Rectenna Converts Radio Waves To Electricity

Rectenna Converts Radio Waves To Electricity

Energy harvesting technologies collect a very small amount of power for low-energy electronics, this rectenna is one of the latest advancements in this area.

"The word 'rectenna' is the combination of the abbreviated words 'rectifying' and 'antenna' and it basically converts radio waves into electricity."

"Today we are exhibiting on the theme of environmental electricity, with exhibits in two areas of collecting wireless LAN and digital terrestrial broadcast signals. Our concept is to collect electricity by collecting electrical waves within the office or at home, or by attaching this rectenna to an outside wall."

The rectenna, developed by Nihon Dengyo Kosaku, is relatively thin, at 12mm for Wi-Fi and 30mm for digital terrestrial broadcast waves, and uses only 50µW of power to start.

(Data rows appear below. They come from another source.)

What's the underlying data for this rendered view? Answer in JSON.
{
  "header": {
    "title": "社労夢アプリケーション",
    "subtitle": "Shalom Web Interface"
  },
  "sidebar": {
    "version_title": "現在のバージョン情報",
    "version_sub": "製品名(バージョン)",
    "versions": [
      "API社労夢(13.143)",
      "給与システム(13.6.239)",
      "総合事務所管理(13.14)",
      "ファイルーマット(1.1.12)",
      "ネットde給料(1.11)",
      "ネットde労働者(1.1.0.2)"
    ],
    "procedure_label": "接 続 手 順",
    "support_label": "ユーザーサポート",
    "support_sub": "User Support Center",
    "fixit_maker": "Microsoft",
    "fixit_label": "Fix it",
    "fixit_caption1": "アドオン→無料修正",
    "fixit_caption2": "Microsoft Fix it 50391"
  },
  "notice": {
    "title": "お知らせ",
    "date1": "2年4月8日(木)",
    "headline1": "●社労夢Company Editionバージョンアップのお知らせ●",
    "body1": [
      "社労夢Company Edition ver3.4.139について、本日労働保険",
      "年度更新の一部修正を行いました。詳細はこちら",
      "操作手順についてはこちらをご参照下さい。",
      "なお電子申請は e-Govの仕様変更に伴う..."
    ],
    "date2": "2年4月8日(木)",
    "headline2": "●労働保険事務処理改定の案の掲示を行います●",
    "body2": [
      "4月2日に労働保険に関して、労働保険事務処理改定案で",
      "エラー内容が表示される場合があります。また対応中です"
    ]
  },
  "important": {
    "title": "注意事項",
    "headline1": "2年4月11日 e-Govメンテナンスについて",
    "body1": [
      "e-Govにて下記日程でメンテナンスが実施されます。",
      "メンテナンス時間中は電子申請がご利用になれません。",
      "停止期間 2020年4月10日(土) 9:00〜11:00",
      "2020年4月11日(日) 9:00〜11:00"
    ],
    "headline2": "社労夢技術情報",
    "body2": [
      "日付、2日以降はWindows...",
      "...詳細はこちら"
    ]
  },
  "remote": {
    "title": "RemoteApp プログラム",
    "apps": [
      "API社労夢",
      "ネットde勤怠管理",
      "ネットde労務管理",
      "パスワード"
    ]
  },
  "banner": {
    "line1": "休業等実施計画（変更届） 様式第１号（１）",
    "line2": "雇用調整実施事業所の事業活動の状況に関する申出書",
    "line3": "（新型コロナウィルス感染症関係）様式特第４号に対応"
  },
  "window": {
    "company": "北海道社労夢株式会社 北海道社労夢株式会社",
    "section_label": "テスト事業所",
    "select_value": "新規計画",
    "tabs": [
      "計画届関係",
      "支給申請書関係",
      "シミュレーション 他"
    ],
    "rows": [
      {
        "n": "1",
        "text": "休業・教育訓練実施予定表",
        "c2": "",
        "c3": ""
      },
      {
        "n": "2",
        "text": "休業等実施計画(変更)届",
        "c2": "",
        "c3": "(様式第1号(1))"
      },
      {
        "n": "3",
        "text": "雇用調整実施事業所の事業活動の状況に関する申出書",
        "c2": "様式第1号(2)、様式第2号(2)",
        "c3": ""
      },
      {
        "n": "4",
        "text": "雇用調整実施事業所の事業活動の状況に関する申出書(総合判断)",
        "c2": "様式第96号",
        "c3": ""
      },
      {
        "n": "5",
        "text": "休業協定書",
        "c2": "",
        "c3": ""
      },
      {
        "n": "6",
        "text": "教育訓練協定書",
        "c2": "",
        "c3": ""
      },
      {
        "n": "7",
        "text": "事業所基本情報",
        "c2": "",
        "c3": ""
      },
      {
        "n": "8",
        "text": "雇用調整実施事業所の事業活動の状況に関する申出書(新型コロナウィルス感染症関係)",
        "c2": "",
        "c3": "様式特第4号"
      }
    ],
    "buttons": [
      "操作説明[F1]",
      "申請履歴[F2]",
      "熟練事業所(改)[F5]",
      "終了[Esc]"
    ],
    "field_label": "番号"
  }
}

"With wireless LANs, it can generate power in the order of micro-watts at a distance of around 10cm. Recently there are computers that can operate on power in the micro-watt range, so we think that by using that people could power sensors or tag devices."

They harvested about 1.2mV and 0.06µW of power inside the exhibition hall at Tokyo Big Sight, from digital terrestrial broadcast signals sent from Tokyo Tower which is about 5.5km away.

"If you are close to Tokyo Tower you can obtain 6mW of power, in the order of milliwatts, but at a distance of 3 or 4 kilometers it is in the order of micro-watts, at around 35µW."